C. Observation on 09/22/15 at 0930 with the Nurse Manager revealed a cabinet in the Endoscopy Procedure Room with a door that was broken and not in use. A portion of the door was noted with cloth type tape on each end and stored in the bottom of the cabinet. The bottom of the cabinet had an accumulation of dust and one area of a drip splash. The Nurse Manager confirmed at the time of observation the cabinet door was broken and stated at the time of observation the cabinet was used for hanging endoscopes after high level disinfection. There were no endoscopes in the storage cabinet at the time of observation.
D. Registered Nurse #2, stated in an interview on 09/22/15 at 1015 that tap water was used to rinse the endoscopes. Review of the Gastroscope/Colonscope Cleaning Record revealed there were 57 patients who had procedures from 09/01/15 - 09/21/15.
1) Review of the Facility policy "Infection Prevention: High-Level Disinfection for Reusable Instruments" on 09/22/15 revealed, "following removal from Cidex OPA, rinse the device by immersing it in a large volume (e.g. two gallons) of water. Repeat the rinse process at least twice, for a total of three rinses. Each rinse should be done using a fresh bottle of sterile water. Flush all lumens with large volumes - not less than 100 ml. Disinfected instruments should be used immediately or stored in a manner to minimize recontamination."
E. Review of the Cidex OPA Solution Log Sheet for 09/19/14 through 09/09/15 on 09/22/15 revealed no documentation of MEC (Minimum Effective Concentration) testing for the Cidex OPA solution prior to each use. There was no documentation of testing positive and negative controls to verify the efficacy of the test strips.

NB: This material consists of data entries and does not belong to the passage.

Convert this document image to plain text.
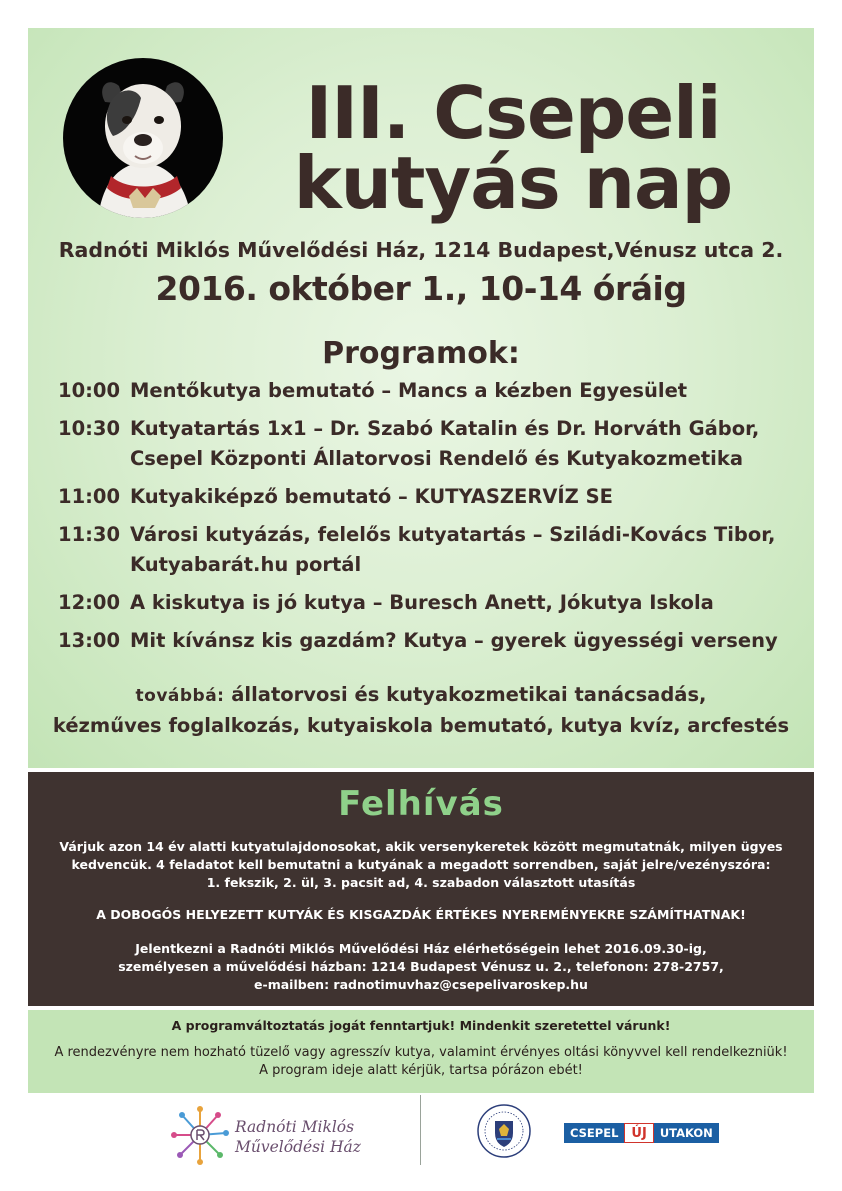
III. Csepeli
kutyás nap
Radnóti Miklós Művelődési Ház, 1214 Budapest,Vénusz utca 2.
2016. október 1., 10-14 óráig
Programok:
10:00 Mentőkutya bemutató – Mancs a kézben Egyesület
10:30 Kutyatartás 1x1 – Dr. Szabó Katalin és Dr. Horváth Gábor,
Csepel Központi Állatorvosi Rendelő és Kutyakozmetika
11:00 Kutyakiképző bemutató – KUTYASZERVÍZ SE
11:30 Városi kutyázás, felelős kutyatartás – Sziládi-Kovács Tibor,
Kutyabarát.hu portál
12:00 A kiskutya is jó kutya – Buresch Anett, Jókutya Iskola
13:00 Mit kívánsz kis gazdám? Kutya – gyerek ügyességi verseny
továbbá: állatorvosi és kutyakozmetikai tanácsadás,
kézműves foglalkozás, kutyaiskola bemutató, kutya kvíz, arcfestés
Felhívás
Várjuk azon 14 év alatti kutyatulajdonosokat, akik versenykeretek között megmutatnák, milyen ügyes
kedvencük. 4 feladatot kell bemutatni a kutyának a megadott sorrendben, saját jelre/vezényszóra:
1. fekszik, 2. ül, 3. pacsit ad, 4. szabadon választott utasítás
A DOBOGÓS HELYEZETT KUTYÁK ÉS KISGAZDÁK ÉRTÉKES NYEREMÉNYEKRE SZÁMÍTHATNAK!
Jelentkezni a Radnóti Miklós Művelődési Ház elérhetőségein lehet 2016.09.30-ig,
személyesen a művelődési házban: 1214 Budapest Vénusz u. 2., telefonon: 278-2757,
e-mailben: radnotimuvhaz@csepelivaroskep.hu
A programváltoztatás jogát fenntartjuk! Mindenkit szeretettel várunk!
A rendezvényre nem hozható tüzelő vagy agresszív kutya, valamint érvényes oltási könyvvel kell rendelkezniük!
A program ideje alatt kérjük, tartsa pórázon ebét!
Radnóti Miklós
Művelődési Ház
CSEPEL	ÚJ	UTAKON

1) Review of Facility policy "Infection Prevention: High-level Disinfection for Reusable Instruments" revealed section "Testing the Cidex OPA Solution" "Record the date that the bottle of Cidex OPA Test Strips expires on the container label. The bottle must always be kept tightly closed. Prepare the control solutions to perform the Quality Control (QC) test: Verify the expiration date on the Cidex OPA solution; Full strength Cidex OPA solution may be used as the positive control; Dilute one part full strength Cidex OPA solution with one part water for the negative control; and label each solution. Positive and negative controls are required to verify the efficacy of the test strips. If the results of the QC test indicate that the test strip is not functioning properly, discard the remaining strips. Cidex OPA solution will be tested prior to each use. "

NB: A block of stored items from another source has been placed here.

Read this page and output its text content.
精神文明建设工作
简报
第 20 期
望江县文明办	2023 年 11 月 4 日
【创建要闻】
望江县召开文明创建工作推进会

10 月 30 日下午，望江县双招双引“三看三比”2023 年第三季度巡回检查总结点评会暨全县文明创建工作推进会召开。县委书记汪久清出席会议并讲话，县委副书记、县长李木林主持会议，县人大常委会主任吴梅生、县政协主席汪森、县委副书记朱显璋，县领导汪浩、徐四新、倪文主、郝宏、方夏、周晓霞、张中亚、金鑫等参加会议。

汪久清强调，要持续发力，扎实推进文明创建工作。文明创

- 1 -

2) Review of Manufacturer's Guidelines for Cidex OPA revealed the statement, "During reuse, it is recommended that the Cidex OPA Solution be tested with the Cidex OPA test strips prior to each usage. This is to ensure that the Minimum Effective Concentration (MEC) of ortho-phthalaldehyde is present."
3) The Nurse Manager confirmed the lack of MEC prior to each use of the Cidex OPA and the lack of QC on 09/22/15 at 1540.